Hello everyone. I'm quite new here on Zindi, and I really enjoyed taking part to the crop detection challange. However, now that the competetion is closed, I have one doubt concerning the input data and their distribution. With my numerical models, I have seen that results on internal validation varied a lot using random sampling and stratified sampling. Indeed, this is consistent with the input dataset, where the classes are clearly not balanced. My doubt is the following: according to the partecipants or to Zindi organizers, are the classes in the validation dataset distributed as in the training dataset? What I have seen is that using random sampling for my internal validation I got results around 1.25-1.35, whereas using stratified sampling I always go below 1 no matter what model I use, random forest or deep learning.
Can someone help me understanding? Thank you and congratulation to you all!
My local validation score is very close to the leaderboard score. I used stratified sampling on the fields not on individaul pixels so as not to oversample fields with a lot of pixels.
Ok, I noticed the diffence both dealing with pixels and with fields...maybe it also depends on other settings of the model...
Hi KarelAmer, please could you clarify stratifying on pixel vs fields. I am a bit lost. My view is that Per field there are multiple rows showing readings on each location. Its clear if you group the location readings per field into one and then stratify by the target variable - "label". Or do you mean your were stratifying with Field_id?
Hi DrFad, I group the pixels of each field in one row in order to have only 3,286 training sample then apply stratified sampling one such data.

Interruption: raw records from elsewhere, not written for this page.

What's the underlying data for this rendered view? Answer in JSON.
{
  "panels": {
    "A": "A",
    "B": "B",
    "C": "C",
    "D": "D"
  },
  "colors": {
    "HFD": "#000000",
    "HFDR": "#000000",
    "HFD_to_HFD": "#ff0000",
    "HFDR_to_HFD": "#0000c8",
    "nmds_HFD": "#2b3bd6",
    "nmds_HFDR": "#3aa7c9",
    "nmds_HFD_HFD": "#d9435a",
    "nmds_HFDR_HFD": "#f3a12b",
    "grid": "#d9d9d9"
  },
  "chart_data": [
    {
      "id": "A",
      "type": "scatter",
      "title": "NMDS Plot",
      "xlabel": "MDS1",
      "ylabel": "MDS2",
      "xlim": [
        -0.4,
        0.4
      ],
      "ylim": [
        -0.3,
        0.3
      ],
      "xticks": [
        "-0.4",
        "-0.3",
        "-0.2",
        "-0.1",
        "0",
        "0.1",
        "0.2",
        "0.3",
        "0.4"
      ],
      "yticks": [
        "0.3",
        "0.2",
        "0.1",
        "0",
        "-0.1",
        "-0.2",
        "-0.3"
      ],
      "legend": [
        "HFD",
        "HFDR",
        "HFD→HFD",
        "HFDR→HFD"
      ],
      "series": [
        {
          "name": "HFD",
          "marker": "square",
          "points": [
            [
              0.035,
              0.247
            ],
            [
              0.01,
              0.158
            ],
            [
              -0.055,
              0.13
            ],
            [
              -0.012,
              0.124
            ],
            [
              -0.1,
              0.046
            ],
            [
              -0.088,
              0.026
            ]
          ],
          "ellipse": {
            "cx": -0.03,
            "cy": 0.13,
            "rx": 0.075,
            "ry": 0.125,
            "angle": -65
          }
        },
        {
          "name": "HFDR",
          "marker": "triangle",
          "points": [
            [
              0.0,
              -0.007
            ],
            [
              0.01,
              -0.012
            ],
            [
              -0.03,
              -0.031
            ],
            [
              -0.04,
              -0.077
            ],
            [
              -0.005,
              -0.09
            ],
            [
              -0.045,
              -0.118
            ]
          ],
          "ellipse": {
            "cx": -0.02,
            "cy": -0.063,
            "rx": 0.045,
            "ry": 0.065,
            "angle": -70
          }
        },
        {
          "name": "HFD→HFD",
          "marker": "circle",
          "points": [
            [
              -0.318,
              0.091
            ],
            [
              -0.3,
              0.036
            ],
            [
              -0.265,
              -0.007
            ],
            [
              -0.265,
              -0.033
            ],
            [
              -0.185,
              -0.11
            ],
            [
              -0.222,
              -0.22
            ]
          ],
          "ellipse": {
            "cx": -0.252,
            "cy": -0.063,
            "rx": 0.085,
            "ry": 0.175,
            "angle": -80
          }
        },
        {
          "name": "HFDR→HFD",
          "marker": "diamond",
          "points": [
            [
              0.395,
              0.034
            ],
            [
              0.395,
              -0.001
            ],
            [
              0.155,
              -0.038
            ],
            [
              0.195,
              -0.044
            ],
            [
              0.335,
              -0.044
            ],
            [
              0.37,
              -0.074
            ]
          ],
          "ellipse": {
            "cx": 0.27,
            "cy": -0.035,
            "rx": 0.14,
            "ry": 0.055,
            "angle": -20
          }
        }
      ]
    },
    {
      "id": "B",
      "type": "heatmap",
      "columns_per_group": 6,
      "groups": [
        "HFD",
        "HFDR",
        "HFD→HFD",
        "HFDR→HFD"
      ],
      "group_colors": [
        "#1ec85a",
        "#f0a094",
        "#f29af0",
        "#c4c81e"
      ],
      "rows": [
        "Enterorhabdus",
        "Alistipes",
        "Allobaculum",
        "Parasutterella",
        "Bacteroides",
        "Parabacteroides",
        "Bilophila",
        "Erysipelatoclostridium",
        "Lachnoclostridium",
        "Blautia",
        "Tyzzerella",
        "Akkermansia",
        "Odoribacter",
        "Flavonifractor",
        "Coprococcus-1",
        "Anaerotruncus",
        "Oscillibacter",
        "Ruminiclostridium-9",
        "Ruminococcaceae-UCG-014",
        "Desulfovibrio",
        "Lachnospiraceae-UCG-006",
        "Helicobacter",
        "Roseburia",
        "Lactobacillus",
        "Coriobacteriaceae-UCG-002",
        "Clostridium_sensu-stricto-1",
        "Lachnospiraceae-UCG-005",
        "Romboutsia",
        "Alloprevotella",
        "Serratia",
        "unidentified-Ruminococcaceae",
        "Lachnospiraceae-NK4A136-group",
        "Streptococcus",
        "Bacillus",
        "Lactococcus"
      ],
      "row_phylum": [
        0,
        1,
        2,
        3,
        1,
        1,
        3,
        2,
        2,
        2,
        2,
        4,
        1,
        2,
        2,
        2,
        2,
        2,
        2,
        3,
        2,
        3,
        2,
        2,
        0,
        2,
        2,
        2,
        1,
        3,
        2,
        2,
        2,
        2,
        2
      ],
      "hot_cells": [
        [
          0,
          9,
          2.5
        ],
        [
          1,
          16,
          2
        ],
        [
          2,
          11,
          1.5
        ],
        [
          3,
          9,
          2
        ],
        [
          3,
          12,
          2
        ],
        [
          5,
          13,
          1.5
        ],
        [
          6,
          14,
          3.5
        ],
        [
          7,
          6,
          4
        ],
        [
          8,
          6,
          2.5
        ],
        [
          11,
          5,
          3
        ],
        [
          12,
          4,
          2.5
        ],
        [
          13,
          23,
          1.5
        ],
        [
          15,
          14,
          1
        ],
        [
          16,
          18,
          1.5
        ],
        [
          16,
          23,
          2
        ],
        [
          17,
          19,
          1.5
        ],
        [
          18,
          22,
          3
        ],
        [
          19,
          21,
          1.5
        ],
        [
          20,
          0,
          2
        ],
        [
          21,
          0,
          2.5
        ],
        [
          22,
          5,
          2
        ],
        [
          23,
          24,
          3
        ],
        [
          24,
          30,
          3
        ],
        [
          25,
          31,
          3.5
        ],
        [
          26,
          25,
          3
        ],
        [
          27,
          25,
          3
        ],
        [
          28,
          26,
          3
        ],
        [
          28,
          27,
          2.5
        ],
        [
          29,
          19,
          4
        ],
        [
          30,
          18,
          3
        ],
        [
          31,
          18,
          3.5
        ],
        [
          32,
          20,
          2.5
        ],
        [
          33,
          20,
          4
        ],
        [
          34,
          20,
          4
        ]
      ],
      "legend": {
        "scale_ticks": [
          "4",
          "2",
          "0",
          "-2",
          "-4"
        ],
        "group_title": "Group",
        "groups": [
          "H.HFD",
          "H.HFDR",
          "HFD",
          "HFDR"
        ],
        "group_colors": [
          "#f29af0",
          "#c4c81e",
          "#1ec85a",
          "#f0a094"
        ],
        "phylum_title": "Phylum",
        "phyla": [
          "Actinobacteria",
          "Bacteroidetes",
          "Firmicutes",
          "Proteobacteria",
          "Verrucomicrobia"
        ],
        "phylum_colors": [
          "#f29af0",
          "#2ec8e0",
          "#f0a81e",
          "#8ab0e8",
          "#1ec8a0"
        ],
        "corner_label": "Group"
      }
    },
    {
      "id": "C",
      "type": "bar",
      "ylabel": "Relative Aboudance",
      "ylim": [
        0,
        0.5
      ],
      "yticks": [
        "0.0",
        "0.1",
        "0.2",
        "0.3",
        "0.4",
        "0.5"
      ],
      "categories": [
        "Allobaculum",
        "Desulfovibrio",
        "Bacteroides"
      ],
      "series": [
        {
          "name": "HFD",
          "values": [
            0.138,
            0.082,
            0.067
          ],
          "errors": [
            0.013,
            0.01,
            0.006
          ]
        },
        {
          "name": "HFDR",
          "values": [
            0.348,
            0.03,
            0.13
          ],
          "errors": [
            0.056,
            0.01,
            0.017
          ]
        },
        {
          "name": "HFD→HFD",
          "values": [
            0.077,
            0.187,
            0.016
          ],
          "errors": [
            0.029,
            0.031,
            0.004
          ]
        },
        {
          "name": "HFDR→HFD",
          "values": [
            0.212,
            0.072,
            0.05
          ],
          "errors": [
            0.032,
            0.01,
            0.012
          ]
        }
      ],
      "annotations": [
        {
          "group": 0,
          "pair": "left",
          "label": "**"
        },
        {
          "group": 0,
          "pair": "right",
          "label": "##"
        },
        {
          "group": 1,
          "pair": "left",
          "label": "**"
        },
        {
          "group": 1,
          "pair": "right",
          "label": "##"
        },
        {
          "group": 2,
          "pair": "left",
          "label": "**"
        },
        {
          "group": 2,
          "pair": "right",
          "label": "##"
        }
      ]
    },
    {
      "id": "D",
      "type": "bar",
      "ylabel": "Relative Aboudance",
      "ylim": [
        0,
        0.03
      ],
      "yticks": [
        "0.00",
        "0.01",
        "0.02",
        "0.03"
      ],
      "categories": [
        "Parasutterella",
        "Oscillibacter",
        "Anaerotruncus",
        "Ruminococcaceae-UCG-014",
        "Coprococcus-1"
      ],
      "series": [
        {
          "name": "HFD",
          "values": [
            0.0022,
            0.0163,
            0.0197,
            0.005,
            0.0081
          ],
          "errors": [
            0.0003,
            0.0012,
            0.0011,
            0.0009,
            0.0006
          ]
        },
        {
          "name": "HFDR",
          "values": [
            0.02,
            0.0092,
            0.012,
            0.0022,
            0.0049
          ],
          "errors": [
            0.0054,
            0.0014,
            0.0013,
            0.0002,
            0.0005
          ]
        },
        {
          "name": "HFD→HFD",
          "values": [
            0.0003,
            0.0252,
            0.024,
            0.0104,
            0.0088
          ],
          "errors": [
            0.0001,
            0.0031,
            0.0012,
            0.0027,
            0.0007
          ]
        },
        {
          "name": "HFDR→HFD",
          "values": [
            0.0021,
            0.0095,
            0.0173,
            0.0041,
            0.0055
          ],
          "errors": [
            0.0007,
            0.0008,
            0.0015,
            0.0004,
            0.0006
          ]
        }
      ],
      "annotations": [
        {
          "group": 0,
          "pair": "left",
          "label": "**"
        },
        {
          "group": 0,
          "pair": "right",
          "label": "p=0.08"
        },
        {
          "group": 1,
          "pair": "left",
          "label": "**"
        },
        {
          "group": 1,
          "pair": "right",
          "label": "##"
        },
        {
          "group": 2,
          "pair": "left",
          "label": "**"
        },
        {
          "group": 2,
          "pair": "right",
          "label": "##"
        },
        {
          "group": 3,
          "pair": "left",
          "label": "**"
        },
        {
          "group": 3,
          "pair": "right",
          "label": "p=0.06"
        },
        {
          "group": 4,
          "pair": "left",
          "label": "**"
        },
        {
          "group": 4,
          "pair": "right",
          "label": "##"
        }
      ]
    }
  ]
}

Thanks for the clarification KarimAmer. So what's the difference between pixel vs field stratification?
Since the metric of the competition is cross entropy, the results will be heavily affected by the class distribution. So if training distribution is different from test distribution, test results will be worse than validation results.
Applying that on our case, it appears that the class distribution in training and testing are very close and splitted on fields not on pixels. So applying pixel stratification will oversample some fields changing the class distribution in training which leads to bad test results.
Here is another example competition where training and test class distributions are different and how fixing that can improve the reuslts: https://www.kaggle.com/c/quora-question-pairs/discussion/31179
I think I understand what you are trying to say. Pixel stratification is stratifying labels before aggregation. Field stratification is stratifying labels after aggregation i. e . Aggregated to 3,286 training samples. Is this correct?
Yes
Thank you Karim, you clarified the problem I was getting. Now I see there is no more difference between my local results and the results on the leaderboard. Can I ask you what approach did you used to tackle the problem? I have started only recently to study this problem and I'm trying to undestand what are the most promising techniques to get good final results.
You are welcome @ESA-Philab. I used deep learning only with various augmentations. I will be happy to share my approach after the code review stage.
I would be very glad to look at your approach! Thank you for the answers you gave me, I really appreaciate
Happy to help
Karim, first of all congrats for your first position! I would like to ask you if you can share some details of your implementation to study your approach, thank you :)
Thanks a lot for your kind words.
I used a 3-layer conv net (shared across time steps) followed by 3-layer bi-directional GRU net. The input to the network is a crop around the field's center pixel. Extensive augmentations were applied including spatial augmentation, mix-up and time augmenation (randomly dropping one time sample). I will let you know when the implementation is uploaded on github.
Let me know if you have any further questions.